For I received from the Lord what I also delivered to you, that the Lord Jesus on the night when he was betrayed took bread, and when he had given thanks, he broke it, and said, "This is my body which is for you. Do this in remembrance of me." In the same way also the cup, after supper, saying, "This cup is the new covenant in my blood. Do this, as often as you drink it, in remembrance of me." For as often as you eat this bread and drink the cup, you proclaim the Lord's death until he comes. (1 Cor 11:23-26).

Already in just the decade following that in which our Lord suffered and died, St. Paul is reminding the early Christians in Corinth about the Lord's words. Jesus has left us his presence, not only spiritual, but physical as well, which is fitting, since he made us to be not only spiritual beings, but physical beings as well. We need both sorts of presence from the people that love us, and need to give both sorts to the people that we love. Nothing else will satisfy our whole person.

This explains the meaning of John 6. In that passage, Jesus multiplies the loaves and fishes to feed the masses. They want to make him king, because, hey, he can get the economy going again, right? Free food for everyone. You'll never have to work again. "Ugh," Jesus must have thought, and then set out to correct their mistake. He does not want to nourish them with ordinary bread. They can do that themselves. He wants to nourish them with himself. He wants to BE their bread. Think about it, our God loves us so much that he wants not only to be with us, but to be in us, to be united to us in every way - spirit and body. This is the manner in which he wants to abide with us for eternity. But how can that happen?

The resurrection provides the missing key. Because at the resurrection Jesus becomes unbounded from the normal rules of reality, time, space, and all that, Jesus can be anywhere and everywhere, all at once. Jesus can physically be in me, in you, and in the golden box on the altar, and sitting on a throne of glory in a realm we cannot attain by our own strength and senses - all at once. This is weird, and outside of our immediate experience, but it makes sense. Why should we expect the ordinary conditions of time and space to limit the Almighty who made them, or the weaknesses of a human body to cage him in, when even the tomb could not?

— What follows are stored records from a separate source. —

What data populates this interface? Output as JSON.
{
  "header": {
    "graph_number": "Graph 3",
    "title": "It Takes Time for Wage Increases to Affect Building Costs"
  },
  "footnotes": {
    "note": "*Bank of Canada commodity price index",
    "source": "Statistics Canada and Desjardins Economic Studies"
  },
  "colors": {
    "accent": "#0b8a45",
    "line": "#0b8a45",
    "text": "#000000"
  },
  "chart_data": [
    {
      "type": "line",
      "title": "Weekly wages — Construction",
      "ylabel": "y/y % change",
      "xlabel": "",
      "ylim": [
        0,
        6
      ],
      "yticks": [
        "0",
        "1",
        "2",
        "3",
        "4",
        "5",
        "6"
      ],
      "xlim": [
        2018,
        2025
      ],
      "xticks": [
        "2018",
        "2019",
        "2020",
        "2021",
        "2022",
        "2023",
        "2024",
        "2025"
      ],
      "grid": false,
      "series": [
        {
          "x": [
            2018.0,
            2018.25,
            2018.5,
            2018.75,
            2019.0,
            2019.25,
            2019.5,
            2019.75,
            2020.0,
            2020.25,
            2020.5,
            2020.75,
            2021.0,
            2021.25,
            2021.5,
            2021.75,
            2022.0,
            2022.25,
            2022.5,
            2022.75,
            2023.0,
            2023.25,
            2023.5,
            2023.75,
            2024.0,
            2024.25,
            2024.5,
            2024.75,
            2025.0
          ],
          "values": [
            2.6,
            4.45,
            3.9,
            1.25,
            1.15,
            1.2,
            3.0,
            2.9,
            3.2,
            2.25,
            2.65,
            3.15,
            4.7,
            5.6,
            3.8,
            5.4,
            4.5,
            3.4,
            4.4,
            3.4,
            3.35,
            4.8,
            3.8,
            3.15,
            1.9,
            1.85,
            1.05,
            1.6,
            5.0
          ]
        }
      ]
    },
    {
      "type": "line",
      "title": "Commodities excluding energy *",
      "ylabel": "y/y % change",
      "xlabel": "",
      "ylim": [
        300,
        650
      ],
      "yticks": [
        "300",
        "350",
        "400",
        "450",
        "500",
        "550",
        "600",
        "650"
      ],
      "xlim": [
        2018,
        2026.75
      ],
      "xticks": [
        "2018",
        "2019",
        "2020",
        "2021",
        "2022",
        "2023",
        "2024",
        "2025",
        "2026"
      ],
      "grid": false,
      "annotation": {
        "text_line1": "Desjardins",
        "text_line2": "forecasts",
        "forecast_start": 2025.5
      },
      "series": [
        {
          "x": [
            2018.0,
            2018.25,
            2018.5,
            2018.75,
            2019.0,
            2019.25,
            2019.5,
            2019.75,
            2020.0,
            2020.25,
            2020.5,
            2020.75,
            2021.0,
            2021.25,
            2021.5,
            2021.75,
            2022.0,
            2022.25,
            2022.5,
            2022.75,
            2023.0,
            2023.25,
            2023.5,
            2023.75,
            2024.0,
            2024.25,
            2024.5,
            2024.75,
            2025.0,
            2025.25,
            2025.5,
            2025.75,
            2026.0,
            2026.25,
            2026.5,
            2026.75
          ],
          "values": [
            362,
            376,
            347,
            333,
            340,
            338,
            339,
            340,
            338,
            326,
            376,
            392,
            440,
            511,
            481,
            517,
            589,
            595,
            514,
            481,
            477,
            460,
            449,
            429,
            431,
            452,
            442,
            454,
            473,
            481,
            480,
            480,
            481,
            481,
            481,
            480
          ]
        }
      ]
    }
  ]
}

At the Eucharist, in the act of praising and loving God, those baptized into his body receive his body, and the new, spiritual sort of body is planted in us anew, and the new sort of life grows stronger and more vibrant in us, bit by bit, hindered only by our own willfulness and sin. Our ability to attain heaven, the life of God in perfect bliss, will not come in this life by the removal of exterior obstacles, but by the removal of the interior obstacles that prevent us from handling them in peace. The spiritual life begun in us by baptism will be awakened as we embrace it and make a concerted effort to learn to live it. On the cross, Jesus defied death to its face, and at the resurrection he overcame it. In the sacraments, Jesus has transmitted to us in bodily form this way of sharing in his bodily resurrection. The resurrection is the fulcrum on which the old "reality" is lifted and overturned, and the new one set in its place.